D: Yes, one for sure. I'll probably get in trouble for saying this but, in my opinion, most of the programs that train psychiatrists and psychologists do not do an adequate job of teaching people how to do assessments of risk, of violence against self and others. Because often times I'll see a progress note that says, "No H/I, no S/I, DC /SW" meaning “no homicidal intent, no suicidal intent, discontinue suicide watch.” That is not a risk assessment! When somebody has already been identified as suicidal or homicidal, the risk assessment should be much more comprehensive than that. And I fear that the training in many programs do not teach that adequately.
C: I would have to agree with you on that one. What are you working on now? Are you working on any special projects, any new books?
D: No, I am not working on any new books. I am doing a few chapters, one on suicide prevention and I'll periodically write a chapter or article on correctional mental health. Most of what I am working on right now is I am heading a council for the Governor of Nevada, an advisory council on behavioral health. I'm spending a lot of time on that and I am working on designing a new forensic hospital in Missouri . Those are two projects that I am spending a lot of time on right now and I've been doing some institutional consultations around the country as well.
C: Do you have any other advice, comments, or anything else that you'd like the Division or early career psychologists within forensics to know?
D: One thing I would say is that I'm really, really pleased with the current leadership in Division 18. Anne Klee and Femina Varghese. Anne Klee is the current president and Femina is the president elect and they have been just absolutely outstanding.
One thing that I wanted to do when I was president of Division 18, and was not very successful that I would love to see in the future, is that I still think that we have far too few psychologists of color in Division 18. I do not know what else to try but somehow we have to get more diversity.

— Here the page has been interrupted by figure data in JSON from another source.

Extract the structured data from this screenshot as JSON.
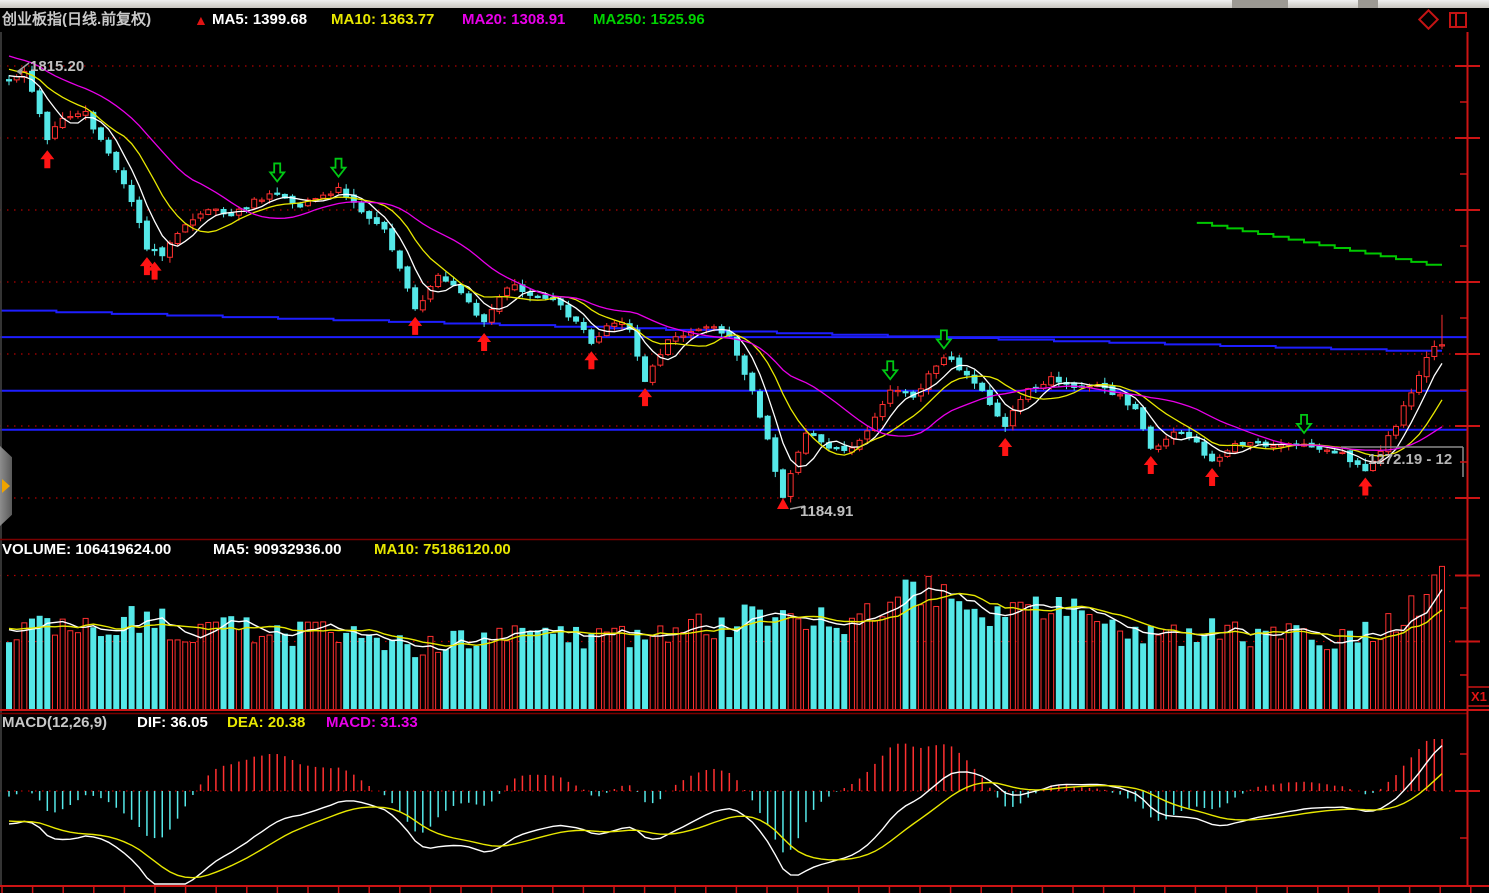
{
  "header": {
    "title": "创业板指(日线.前复权)",
    "trend_arrow": "▲",
    "ma5": "MA5: 1399.68",
    "ma10": "MA10: 1363.77",
    "ma20": "MA20: 1308.91",
    "ma250": "MA250: 1525.96"
  },
  "toolbar": {
    "icons": [
      "diamond-tool",
      "window-split"
    ]
  },
  "main_pane": {
    "high_label": "1815.20",
    "low_label": "1184.91",
    "range_label": "1272.19 - 12"
  },
  "volume_pane": {
    "volume": "VOLUME: 106419624.00",
    "ma5": "MA5: 90932936.00",
    "ma10": "MA10: 75186120.00"
  },
  "macd_pane": {
    "params": "MACD(12,26,9)",
    "dif": "DIF: 36.05",
    "dea": "DEA: 20.38",
    "macd": "MACD: 31.33"
  },
  "right_margin": {
    "zoom_label": "X1"
  },
  "colors": {
    "background": "#000000",
    "up": "#ff3030",
    "down": "#55e8e8",
    "ma5": "#ffffff",
    "ma10": "#e8e800",
    "ma20": "#e800e8",
    "ma250": "#00c800",
    "grid": "#b40000",
    "axis": "#cc1414",
    "blue": "#1e1eff",
    "buy": "#ff1414",
    "sell": "#00c814",
    "label": "#c0c0c0"
  },
  "chart_data": {
    "type": "candlestick",
    "instrument": "创业板指",
    "period": "日线",
    "adjustment": "前复权",
    "panes": [
      "price",
      "volume",
      "macd"
    ],
    "num_bars": 188,
    "indicators": {
      "price_ma": [
        5,
        10,
        20,
        250
      ],
      "volume_ma": [
        5,
        10
      ],
      "macd_params": [
        12,
        26,
        9
      ]
    },
    "price_pane": {
      "high": 1815.2,
      "low": 1184.91,
      "high_bar_index": 2,
      "low_bar_index": 101,
      "gridline_prices": [
        1815,
        1712,
        1608,
        1505,
        1402,
        1298,
        1195
      ],
      "blue_hlines": [
        1426,
        1349,
        1293
      ],
      "blue_trendline": {
        "from_bar": 0,
        "from_price": 1464,
        "to_bar": 187,
        "to_price": 1404
      },
      "ma250_segment": {
        "from_bar": 155,
        "from_price": 1590,
        "to_bar": 187,
        "to_price": 1526
      },
      "last_bar": {
        "close": 1415,
        "high": 1458
      }
    },
    "price_anchors": [
      [
        0,
        1790
      ],
      [
        2,
        1806
      ],
      [
        5,
        1712
      ],
      [
        7,
        1736
      ],
      [
        10,
        1748
      ],
      [
        13,
        1690
      ],
      [
        16,
        1620
      ],
      [
        18,
        1555
      ],
      [
        20,
        1545
      ],
      [
        23,
        1590
      ],
      [
        26,
        1612
      ],
      [
        29,
        1600
      ],
      [
        32,
        1620
      ],
      [
        35,
        1632
      ],
      [
        37,
        1615
      ],
      [
        40,
        1622
      ],
      [
        43,
        1638
      ],
      [
        46,
        1610
      ],
      [
        49,
        1580
      ],
      [
        52,
        1500
      ],
      [
        53,
        1465
      ],
      [
        56,
        1515
      ],
      [
        59,
        1490
      ],
      [
        62,
        1447
      ],
      [
        65,
        1500
      ],
      [
        68,
        1490
      ],
      [
        71,
        1480
      ],
      [
        74,
        1445
      ],
      [
        76,
        1420
      ],
      [
        79,
        1450
      ],
      [
        81,
        1440
      ],
      [
        83,
        1360
      ],
      [
        86,
        1420
      ],
      [
        89,
        1432
      ],
      [
        92,
        1442
      ],
      [
        94,
        1425
      ],
      [
        97,
        1345
      ],
      [
        99,
        1280
      ],
      [
        101,
        1195
      ],
      [
        104,
        1290
      ],
      [
        107,
        1270
      ],
      [
        110,
        1265
      ],
      [
        112,
        1290
      ],
      [
        115,
        1350
      ],
      [
        118,
        1340
      ],
      [
        120,
        1370
      ],
      [
        122,
        1400
      ],
      [
        125,
        1375
      ],
      [
        128,
        1330
      ],
      [
        130,
        1300
      ],
      [
        133,
        1350
      ],
      [
        136,
        1365
      ],
      [
        139,
        1355
      ],
      [
        142,
        1360
      ],
      [
        145,
        1340
      ],
      [
        147,
        1320
      ],
      [
        149,
        1262
      ],
      [
        152,
        1290
      ],
      [
        155,
        1275
      ],
      [
        157,
        1245
      ],
      [
        160,
        1272
      ],
      [
        163,
        1270
      ],
      [
        166,
        1268
      ],
      [
        169,
        1273
      ],
      [
        172,
        1265
      ],
      [
        174,
        1258
      ],
      [
        177,
        1235
      ],
      [
        179,
        1262
      ],
      [
        181,
        1300
      ],
      [
        183,
        1350
      ],
      [
        185,
        1395
      ],
      [
        186,
        1410
      ],
      [
        187,
        1415
      ]
    ],
    "volume_pane": {
      "gridlines_millions": [
        100,
        50
      ],
      "last_volume_millions": 106.4
    },
    "volume_anchors_millions": [
      [
        0,
        60
      ],
      [
        6,
        64
      ],
      [
        12,
        58
      ],
      [
        18,
        70
      ],
      [
        24,
        56
      ],
      [
        30,
        60
      ],
      [
        36,
        55
      ],
      [
        42,
        58
      ],
      [
        48,
        50
      ],
      [
        54,
        46
      ],
      [
        60,
        52
      ],
      [
        66,
        55
      ],
      [
        72,
        56
      ],
      [
        78,
        52
      ],
      [
        84,
        58
      ],
      [
        90,
        62
      ],
      [
        96,
        66
      ],
      [
        102,
        68
      ],
      [
        108,
        64
      ],
      [
        112,
        72
      ],
      [
        116,
        80
      ],
      [
        120,
        88
      ],
      [
        124,
        78
      ],
      [
        128,
        72
      ],
      [
        131,
        76
      ],
      [
        134,
        84
      ],
      [
        137,
        74
      ],
      [
        140,
        68
      ],
      [
        144,
        64
      ],
      [
        148,
        58
      ],
      [
        152,
        54
      ],
      [
        156,
        62
      ],
      [
        160,
        56
      ],
      [
        164,
        50
      ],
      [
        168,
        58
      ],
      [
        172,
        48
      ],
      [
        176,
        54
      ],
      [
        180,
        62
      ],
      [
        183,
        76
      ],
      [
        185,
        92
      ],
      [
        186,
        100
      ],
      [
        187,
        106.4
      ]
    ],
    "macd_values": {
      "dif": 36.05,
      "dea": 20.38,
      "macd": 31.33
    },
    "signals": {
      "buy_arrow_bars": [
        5,
        18,
        19,
        53,
        62,
        76,
        83,
        130,
        149,
        157,
        177
      ],
      "sell_arrow_bars": [
        35,
        43,
        115,
        122,
        169
      ]
    }
  }
}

There are psychologists of color in training programs across the country. Many of them work in public settings like hospitals and prisons but for some reason they do not seem to be joining APA or Division 18. I do not know what to do about that but I would say it's, in my opinion, probably our biggest problem. It's an issue for APA as well and I know APA spends a lot of time thinking about it and they've tried a lot of things. We just need to do a better job of convincing people that there is something in it for them to join. From a division perspective, a pretty high percentage of the clients that we serve are people of poverty or people of color and it's useful for at least some of the psychologists who are writing about this issue to come from the same cultures that they're writing about . I think that, as a field, we would greatly profit from more diversity.
C: I would completely agree with you on that assessment doctor. I would like to thank you for your time and for speaking with me.